Many of the descriptive passages in Rockbound are written with considerable vividness and effect, as for instance the storm, through whose agency a crisis in the plot of the tale is worked out. 'A tempestuous morning was breaking, and sea and wind were uttering wrathful warnings of what might befall the unwary fishers who were out on the deep, and I looked out with eyes which scarcely saw – with a mind on which impressions seemed lost. As if still in a dream, I beheld the furious waves come rolling majestically from the far deep and break with thundering sound upon the rocky arms of our voe. As I gazed, there suddenly appeared round a point of the high land a little vessel with closely reefed sails struggling in the sea between Vaalafiel and its neighbouring island. Her hull was partially concealed from my view by the arms of our voe, but very soon I seemed to know that it must be the Seamew, and that she was attempting to enter the harbour; and a thought occurred to me which was suggestive of peril at once: Why do they try to pass through so narrow and dangerous a strait when the storm is at its worst? As if in answer to my thought, the vessel hoisted a flag of distress, probably with a forlorn hope that some wakeful eye might see it, and then she lay to, as trying to advance in the very teeth of the gale. My father, everything, was forgotten in that breathless moment, as I watched my tiny ship thus turn, pause, and enter the rocky path beset by death. She was evidently being driven by cruel necessity to dare so hazardous a piece of navigation, and I soon discerned that she was no longer manageable. Just then a gust of wind still more furious than before caught her at a critical moment, and in less time than I say the words in, she was tossing among some detached rocks at the entrance to the harbour, a total wreck, and likely to go down every instant.

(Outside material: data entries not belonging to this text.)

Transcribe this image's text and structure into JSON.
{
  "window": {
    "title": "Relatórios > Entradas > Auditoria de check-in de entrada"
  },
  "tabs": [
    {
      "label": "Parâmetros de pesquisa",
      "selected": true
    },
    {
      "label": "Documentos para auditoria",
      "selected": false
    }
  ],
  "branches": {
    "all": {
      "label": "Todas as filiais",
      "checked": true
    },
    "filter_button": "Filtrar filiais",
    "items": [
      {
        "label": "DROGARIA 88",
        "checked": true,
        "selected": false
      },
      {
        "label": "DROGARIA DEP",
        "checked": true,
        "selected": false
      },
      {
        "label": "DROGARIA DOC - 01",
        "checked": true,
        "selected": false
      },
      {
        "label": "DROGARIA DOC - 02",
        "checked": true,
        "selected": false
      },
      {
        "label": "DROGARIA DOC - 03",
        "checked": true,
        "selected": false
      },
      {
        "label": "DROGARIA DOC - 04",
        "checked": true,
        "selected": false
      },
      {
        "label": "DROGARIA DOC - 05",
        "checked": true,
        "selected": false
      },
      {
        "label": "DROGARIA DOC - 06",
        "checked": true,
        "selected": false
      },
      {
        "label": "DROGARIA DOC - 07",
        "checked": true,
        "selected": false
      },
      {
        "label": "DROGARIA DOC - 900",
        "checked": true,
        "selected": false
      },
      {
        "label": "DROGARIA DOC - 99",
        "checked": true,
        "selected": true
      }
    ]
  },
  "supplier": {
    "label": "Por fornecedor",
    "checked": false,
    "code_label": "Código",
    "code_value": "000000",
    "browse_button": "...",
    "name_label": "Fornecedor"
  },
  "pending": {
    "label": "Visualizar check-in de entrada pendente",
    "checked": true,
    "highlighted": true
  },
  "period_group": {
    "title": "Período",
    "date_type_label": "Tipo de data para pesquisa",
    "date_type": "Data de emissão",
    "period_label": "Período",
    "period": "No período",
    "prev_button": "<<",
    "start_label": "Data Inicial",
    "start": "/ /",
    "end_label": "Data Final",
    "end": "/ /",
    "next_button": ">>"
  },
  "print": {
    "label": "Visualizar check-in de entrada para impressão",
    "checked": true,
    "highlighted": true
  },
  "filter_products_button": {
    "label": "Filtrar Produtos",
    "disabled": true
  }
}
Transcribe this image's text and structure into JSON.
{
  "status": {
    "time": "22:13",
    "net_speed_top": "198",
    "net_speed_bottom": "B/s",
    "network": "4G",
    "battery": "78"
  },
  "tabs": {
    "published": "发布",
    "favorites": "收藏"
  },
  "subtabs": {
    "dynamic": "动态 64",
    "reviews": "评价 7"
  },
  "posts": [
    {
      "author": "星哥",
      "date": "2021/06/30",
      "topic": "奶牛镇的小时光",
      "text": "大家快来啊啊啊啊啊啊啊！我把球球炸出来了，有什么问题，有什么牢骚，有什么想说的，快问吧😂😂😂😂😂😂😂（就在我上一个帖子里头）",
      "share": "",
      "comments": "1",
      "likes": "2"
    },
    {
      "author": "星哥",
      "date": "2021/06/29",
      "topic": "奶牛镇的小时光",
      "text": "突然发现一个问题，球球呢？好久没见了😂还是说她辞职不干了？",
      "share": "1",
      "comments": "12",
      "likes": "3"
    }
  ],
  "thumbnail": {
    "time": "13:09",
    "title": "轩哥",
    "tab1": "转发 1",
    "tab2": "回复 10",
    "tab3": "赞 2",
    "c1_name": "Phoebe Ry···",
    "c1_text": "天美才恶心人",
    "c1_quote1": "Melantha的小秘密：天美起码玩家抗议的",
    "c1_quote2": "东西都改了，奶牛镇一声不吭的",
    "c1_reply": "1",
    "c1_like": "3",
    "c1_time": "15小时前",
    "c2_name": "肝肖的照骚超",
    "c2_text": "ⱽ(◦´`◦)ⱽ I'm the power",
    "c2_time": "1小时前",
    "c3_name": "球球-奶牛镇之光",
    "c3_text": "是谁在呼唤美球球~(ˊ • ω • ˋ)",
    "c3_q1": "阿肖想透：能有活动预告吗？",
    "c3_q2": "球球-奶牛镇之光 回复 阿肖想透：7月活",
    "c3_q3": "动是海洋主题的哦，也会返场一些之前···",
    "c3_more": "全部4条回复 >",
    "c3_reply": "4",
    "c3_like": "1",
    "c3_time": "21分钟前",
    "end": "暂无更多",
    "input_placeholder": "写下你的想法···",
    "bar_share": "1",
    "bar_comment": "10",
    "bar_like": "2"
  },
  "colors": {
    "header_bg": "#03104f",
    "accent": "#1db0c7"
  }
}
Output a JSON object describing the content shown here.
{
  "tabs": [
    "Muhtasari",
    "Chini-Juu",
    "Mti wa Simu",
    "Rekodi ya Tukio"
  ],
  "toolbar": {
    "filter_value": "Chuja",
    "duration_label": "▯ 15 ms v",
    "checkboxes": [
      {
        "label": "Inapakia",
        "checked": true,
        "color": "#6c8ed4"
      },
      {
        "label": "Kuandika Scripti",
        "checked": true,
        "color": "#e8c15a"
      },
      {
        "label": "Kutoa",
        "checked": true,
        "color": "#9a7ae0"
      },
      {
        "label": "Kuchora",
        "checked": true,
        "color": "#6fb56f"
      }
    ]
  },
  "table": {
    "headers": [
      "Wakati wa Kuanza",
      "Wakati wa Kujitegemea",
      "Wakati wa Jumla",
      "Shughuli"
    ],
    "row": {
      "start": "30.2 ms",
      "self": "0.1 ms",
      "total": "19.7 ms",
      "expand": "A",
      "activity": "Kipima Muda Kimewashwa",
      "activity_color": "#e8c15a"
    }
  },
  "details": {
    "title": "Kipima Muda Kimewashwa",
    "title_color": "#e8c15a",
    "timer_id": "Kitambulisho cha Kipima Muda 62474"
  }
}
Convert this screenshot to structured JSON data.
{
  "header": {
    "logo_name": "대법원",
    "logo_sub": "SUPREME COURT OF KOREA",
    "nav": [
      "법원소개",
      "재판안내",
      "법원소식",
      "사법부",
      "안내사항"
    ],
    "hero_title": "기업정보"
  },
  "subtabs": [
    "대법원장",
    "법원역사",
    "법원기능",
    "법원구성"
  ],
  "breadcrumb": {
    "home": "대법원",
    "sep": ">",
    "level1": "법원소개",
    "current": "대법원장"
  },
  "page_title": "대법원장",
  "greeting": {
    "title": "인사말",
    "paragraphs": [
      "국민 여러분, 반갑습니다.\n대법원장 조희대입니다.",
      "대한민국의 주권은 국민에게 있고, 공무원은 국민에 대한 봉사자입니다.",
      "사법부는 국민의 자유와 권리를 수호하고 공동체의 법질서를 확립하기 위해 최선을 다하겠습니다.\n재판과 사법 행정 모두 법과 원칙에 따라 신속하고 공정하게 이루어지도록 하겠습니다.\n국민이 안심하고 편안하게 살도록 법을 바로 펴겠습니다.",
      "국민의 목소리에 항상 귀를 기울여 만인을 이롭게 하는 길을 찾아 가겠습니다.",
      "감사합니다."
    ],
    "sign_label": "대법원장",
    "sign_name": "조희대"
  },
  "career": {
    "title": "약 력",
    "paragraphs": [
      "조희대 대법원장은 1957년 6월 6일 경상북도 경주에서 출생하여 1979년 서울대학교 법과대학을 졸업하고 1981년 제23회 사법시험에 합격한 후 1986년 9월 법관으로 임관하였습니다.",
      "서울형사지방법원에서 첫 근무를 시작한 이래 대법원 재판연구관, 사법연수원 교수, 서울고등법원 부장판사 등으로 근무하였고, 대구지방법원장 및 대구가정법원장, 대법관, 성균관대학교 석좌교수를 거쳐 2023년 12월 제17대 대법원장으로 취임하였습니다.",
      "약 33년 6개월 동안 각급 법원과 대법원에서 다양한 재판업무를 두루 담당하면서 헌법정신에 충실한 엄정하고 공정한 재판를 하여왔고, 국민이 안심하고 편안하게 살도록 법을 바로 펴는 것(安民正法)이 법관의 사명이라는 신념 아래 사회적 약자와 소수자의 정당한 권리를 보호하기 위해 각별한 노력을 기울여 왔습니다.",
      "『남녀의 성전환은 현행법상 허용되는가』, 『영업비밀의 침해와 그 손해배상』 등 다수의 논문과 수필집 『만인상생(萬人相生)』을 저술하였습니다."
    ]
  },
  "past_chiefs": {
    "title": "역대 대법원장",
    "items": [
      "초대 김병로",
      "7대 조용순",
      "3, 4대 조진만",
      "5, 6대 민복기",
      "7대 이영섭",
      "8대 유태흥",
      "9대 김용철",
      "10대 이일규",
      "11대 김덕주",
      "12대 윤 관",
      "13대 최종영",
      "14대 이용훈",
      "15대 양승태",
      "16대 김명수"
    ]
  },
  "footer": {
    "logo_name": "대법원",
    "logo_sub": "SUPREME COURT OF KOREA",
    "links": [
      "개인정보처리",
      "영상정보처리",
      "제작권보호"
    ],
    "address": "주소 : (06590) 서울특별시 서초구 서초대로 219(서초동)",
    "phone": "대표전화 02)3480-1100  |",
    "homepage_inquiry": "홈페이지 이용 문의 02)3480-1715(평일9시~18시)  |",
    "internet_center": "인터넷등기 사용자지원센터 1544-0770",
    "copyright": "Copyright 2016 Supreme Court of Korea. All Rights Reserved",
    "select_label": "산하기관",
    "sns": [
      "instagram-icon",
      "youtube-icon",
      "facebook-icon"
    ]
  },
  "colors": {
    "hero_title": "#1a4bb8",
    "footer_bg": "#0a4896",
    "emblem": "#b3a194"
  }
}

'I had stood terror-bound till then; but the sight of figures clinging to the spars stirred me to action, and I flew to arouse our servants. They were soon hurrying to the neighbouring cottages, in hope of assistance from any men who chanced to be at home; and I ran along the shore until I reached the crags opposite where the disabled yacht lay. I was soon joined there by numerous women and a few old feeble men, who shook their heads and groaned when I frantically implored them to launch a boat and go to the rescue. "There's no an able-bodied man in the island wha kens hoo to handle an oar," they cried; "oor men are a' at the haaf" (deep-sea fishing). "The Lord preserve them this awfu' hoor."'
Then for a touch of simple pathos, take the neglected child's scanty recollections of her unloved childhood: 'One of the few things I remember is that I always wore a black frock. This circumstance is impressed on my mind, because I had, and still have, a perfect passion for rich gorgeous colours. Nature in the gray North seldom gave my eyes a feast of radiant hues; no brilliant butterflies and flowers clothing the earth in the garments of heaven; no winter clusters of red berries and wreaths of evergreen. There were some old pictures in the house in which scarlet shawls and purple curtains played a prominent part, and I spent a large portion of the time usually devoted to sleep by sensible children in admiring these, and conjuring up fantastic histories of each portrait.'
Altogether, the book is sweet, fresh, tender-hearted, like a whiff of the foaming ocean spray, quite out of the hackneyed round, and yet sufficiently realistic to impress the reader with a conviction that it is the record of a life which has been lived, which, if not the highest aim of the novelist's art, is yet an indispensable adjunct to it. We have only to add that Shetland is now easily reached by regular steamers plying between Granton (Edinburgh) and Lerwick, the capital of the islands; while we believe a small steamer plies from Lerwick for local accommodation. A summer cruise in a yacht would, however, be the perfection of voyaging for the purpose not only of seeing Shetland, but Orkney and various intermediate islands, such as Fair Isle and Foula, which are out of the way of general traffic. To visit these distant fragments of land in the north, forming the scene of Scott's vivid romance of The Pirate, would furnish a new sensation never to be forgotten.